Case Presentation: A 45 y.o. man presented with fever, night sweats, and hemoptysis for one week. He had immigrated to the United States from Mexico 4 years prior. Initial laboratory evaluation was notable for c-reactive protein 134.3mg/dL (normal: < 8mg/dL) and D-dimer 1646ng/mL (normal: < 500ng/mL). Chest CT showed multiple focal regions of consolidation with central cavitation. Quantiferon gold test was positive. Three induced sputum samples were negative for acid-fast bacilli stain, and cultures were negative for M. tuberculosis. CT-guided biopsy was non-diagnostic, showing acute and chronic inflammation with fibrosis and focal hemorrhage. Bronchoscopy with bronchoalveolar lavage was also nondiagnostic. Extensive evaluation for infectious and noninfectious etiologies, including nontuberculous mycobacterium, endemic fungi, endocarditis, vasculitis, and malignancy, were unrevealing. Given clinical and radiologic evidence of pulmonary tuberculosis (TB), exposure risk factors, and absence of another more likely diagnosis, the patient was initiated on empiric antitubercular treatment with rifampin, isoniazid, pyrazinamide, and ethambutol for presumptive culture-negative TB. After one month of treatment, he reported full resolution of his symptoms, and chest x-ray showed marked improvement in his cavitary nodules. The diagnosis of culture-negative TB was confirmed, and he completed 6 months of treatment.
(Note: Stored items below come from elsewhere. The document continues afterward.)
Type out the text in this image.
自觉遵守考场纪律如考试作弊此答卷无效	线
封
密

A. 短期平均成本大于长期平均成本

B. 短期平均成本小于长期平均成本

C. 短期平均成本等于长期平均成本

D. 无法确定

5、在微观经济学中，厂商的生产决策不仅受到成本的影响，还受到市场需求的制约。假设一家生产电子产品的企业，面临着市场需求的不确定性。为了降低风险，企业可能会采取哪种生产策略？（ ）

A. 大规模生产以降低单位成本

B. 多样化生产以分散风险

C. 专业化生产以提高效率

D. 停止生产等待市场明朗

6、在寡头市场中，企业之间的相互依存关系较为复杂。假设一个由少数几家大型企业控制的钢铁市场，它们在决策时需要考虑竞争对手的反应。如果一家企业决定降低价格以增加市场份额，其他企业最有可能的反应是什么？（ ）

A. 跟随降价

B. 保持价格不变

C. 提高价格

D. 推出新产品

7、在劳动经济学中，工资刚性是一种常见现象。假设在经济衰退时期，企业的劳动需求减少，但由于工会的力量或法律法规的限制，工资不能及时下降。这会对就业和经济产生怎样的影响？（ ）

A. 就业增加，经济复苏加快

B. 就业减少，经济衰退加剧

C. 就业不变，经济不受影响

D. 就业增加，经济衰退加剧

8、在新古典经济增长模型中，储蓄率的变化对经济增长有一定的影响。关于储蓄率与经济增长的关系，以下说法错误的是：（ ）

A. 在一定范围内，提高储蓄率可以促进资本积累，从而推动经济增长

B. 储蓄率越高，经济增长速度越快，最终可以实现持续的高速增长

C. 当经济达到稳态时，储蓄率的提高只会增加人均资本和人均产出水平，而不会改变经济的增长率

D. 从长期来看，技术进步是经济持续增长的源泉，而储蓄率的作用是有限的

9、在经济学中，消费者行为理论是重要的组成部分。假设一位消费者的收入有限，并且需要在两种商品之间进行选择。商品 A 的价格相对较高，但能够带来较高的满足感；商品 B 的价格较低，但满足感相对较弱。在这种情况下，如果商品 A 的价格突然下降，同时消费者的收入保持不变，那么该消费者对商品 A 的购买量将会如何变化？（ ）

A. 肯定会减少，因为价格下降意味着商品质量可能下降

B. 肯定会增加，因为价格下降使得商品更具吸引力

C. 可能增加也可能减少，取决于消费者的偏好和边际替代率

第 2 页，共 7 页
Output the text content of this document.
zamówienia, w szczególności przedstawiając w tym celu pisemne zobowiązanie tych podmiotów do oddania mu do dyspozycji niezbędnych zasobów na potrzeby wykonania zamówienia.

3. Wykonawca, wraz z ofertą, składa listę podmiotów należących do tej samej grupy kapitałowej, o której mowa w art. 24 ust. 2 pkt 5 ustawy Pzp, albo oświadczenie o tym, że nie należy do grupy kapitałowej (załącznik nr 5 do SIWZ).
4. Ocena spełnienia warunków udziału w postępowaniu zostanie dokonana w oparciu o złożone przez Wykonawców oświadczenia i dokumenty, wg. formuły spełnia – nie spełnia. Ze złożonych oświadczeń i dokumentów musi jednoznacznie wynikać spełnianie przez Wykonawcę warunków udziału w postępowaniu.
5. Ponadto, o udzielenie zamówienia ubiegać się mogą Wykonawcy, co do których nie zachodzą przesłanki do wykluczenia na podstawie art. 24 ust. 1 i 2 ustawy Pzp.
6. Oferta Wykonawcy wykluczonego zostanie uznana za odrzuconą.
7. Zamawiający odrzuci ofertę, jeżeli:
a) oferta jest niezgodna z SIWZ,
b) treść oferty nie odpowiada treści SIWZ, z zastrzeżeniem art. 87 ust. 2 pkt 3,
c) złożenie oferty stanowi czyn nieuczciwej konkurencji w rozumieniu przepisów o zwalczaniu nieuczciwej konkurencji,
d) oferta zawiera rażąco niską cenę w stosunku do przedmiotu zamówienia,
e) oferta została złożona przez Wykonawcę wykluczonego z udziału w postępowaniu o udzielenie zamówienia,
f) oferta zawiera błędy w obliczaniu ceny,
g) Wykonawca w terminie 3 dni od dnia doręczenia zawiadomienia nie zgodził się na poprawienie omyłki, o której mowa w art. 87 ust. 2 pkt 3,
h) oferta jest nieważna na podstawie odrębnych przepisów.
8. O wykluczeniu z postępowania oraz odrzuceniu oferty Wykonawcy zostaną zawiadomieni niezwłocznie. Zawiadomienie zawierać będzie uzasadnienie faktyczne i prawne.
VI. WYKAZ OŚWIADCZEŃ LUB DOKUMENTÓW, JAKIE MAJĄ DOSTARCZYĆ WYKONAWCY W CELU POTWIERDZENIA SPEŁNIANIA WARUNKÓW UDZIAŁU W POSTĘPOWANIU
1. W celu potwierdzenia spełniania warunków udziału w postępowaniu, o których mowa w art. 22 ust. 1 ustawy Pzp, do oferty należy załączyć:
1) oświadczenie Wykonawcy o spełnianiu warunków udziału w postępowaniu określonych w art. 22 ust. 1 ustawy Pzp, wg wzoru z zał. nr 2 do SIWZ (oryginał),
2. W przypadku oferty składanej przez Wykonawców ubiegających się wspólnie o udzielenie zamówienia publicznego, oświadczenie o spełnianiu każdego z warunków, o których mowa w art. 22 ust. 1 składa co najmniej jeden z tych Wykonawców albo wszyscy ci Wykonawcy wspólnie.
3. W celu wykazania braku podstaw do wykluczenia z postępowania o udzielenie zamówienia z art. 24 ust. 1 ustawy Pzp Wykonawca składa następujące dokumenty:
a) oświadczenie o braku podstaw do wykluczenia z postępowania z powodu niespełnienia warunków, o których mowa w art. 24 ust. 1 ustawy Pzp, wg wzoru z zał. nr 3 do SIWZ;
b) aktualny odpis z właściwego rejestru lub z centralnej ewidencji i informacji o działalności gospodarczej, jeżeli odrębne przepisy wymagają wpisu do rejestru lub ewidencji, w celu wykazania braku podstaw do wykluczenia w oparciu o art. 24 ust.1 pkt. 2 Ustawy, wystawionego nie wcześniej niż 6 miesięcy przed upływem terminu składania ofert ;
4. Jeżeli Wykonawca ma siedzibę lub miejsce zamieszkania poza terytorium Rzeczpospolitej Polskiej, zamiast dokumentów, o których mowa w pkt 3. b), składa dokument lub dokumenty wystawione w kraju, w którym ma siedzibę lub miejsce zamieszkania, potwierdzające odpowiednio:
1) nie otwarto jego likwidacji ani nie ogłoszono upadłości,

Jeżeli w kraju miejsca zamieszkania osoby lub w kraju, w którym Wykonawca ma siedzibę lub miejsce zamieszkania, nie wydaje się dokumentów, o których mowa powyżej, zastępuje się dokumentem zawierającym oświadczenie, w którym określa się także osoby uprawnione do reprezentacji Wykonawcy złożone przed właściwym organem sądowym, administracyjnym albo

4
Discussion: Culture-negative TB is a diagnostic and therapeutic challenge for internists as it lies outside the classic binary of latent infection and active disease. A recent systematic review found that patients with clinical and/or radiographic evidence of active TB and negative sputum cultures have a high risk of progression if left untreated, suggesting that culture-negative TB represents an early disease state on a continuum of infection to active disease. Thus, early recognition and treatment is imperative to minimize morbidity and community transmission. Unfortunately, no consensus management guidelines for culture-negative TB exist. In early trials, multi-drug regimens were far superior to single agent isoniazid in reducing progression to culture-positive TB. Current recommendations from the CDC support 4 months of combination therapy, which was shown to have comparable outcomes to nine-month regimens in cases of culture-negative TB in Hong Kong in the 1980s. Our patient had rapid improvement after only 1 month of treatment, supporting that prolonged treatment may not be required. Notably, cross-sectional studies demonstrate that patients with culture-negative TB are less symptomatic at diagnosis. Our own patient reported minimal symptoms that did not impact his day-to-day activities. He felt that the pill burden, drug toxicity, and medication costs of a 6-month treatment regimen were out of proportion to his clinical picture. Shorter regimens for patients with culture negative TB could ameliorate these patient concerns, but clinical trials are needed to evaluate their efficacy.
Conclusions: Culture-negative TB is an under-recognized disease state on the continuum of TB infection to active disease. The diagnosis can be difficult and relies on the clinical acumen of the internist. When hospitalized patients have negative cultures, but clinical suspicion for TB remains high, internists should have a low threshold to consult an expert in TB. Data supports treatment with combination anti-tubercular therapy for 4-6 months.